At home, I got the urge to bake cookies, something I hadn’t done in about 20 years. I made three kinds in big batches, wrapped them in decorative paper and found some used gift bags from family Christmase­s past.

As I delivered the cookies around the neighborho­od, I felt a lightness in my step. I was “doing” Christmas, but it felt spontaneou­s and authentic, in defiance of the tyranny of the stress routine.

I was seized by the desire to send cards to the dozen or so friends who had sent me cards from around the country. I had unused cards from years past. The pictures of their families, their now-grown children, in some cases grandchild­ren, had arrived throughout the month, and I had glanced at them. I studied them this time.

I thought, these are my friends.
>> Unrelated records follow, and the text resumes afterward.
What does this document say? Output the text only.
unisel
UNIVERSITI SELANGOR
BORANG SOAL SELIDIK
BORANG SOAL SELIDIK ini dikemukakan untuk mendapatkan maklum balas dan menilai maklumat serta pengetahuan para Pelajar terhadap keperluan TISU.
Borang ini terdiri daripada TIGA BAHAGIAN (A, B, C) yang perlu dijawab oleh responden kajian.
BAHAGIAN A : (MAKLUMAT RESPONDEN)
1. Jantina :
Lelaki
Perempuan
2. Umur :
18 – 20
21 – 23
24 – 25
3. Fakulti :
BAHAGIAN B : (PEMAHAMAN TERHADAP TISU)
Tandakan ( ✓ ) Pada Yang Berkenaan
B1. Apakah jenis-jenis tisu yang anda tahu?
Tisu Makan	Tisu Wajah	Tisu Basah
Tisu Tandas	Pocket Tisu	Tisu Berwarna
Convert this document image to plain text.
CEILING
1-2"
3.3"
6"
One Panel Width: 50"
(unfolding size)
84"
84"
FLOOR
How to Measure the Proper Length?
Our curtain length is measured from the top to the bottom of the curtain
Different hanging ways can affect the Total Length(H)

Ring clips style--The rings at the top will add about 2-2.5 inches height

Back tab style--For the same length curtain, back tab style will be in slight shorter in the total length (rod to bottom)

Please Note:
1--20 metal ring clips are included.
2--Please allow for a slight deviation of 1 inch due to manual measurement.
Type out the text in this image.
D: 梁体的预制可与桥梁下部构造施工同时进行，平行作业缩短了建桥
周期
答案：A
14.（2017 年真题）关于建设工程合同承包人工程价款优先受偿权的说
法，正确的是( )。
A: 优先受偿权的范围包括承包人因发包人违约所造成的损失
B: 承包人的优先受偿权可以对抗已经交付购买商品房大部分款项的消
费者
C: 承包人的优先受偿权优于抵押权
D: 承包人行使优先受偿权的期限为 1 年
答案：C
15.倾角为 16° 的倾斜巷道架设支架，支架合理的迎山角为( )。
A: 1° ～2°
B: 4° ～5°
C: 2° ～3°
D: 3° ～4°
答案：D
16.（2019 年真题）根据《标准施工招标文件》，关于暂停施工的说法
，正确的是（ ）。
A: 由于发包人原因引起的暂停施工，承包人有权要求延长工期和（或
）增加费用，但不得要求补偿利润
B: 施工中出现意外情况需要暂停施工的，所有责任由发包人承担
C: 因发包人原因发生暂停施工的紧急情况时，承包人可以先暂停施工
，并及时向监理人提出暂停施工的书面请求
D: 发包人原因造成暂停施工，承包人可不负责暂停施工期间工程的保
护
We used to hang together, party together, work together, even live together. They are still sending me Christmas cards. They are keeping me updated on their lives. That’s a gift, and I was just realizing it.

A few days before Christmas, two friends who live in New Jersey called. They were spending Christmas with their son who lives in Pittsburgh and wanted me to join them for Christmas Eve dinner.

I said, “Yes, but it needs to be somewhere near my house.”

They suggested: How about your house? We will bring everything to you.

I was thrilled that I would see them. I got the table ready and plugged in the chili lights. Across the street, neighbors were singing carols. I barged out the door and joined them in “Jingle Bells,” a song I thought I never needed to hear again.

Then my friends arrived, and it wasn’t just with the son who lives in Pittsburgh but also the one who lives near Seattle.

That warmth you’re supposed to feel when family comes to the door on Christmas Eve was the warmth I felt on the arrival of friends bearing the gift of their company and dinner — a Crock-Pot full of chili, condiments, a big salad, cheesecake and wine.

Family, we all might agree, is number one. I adore mine, every single member, and I am grateful they gave me a pass this year, with grace: “We’ll miss you,” they wrote in emails and cards, “but we understand.”

As 2019 ends, I hope that my vision in 2020 is influenced both by my family’s grace and the glow that this Christmas has cast upon me unbidden, thanks to givers of gifts unexpected.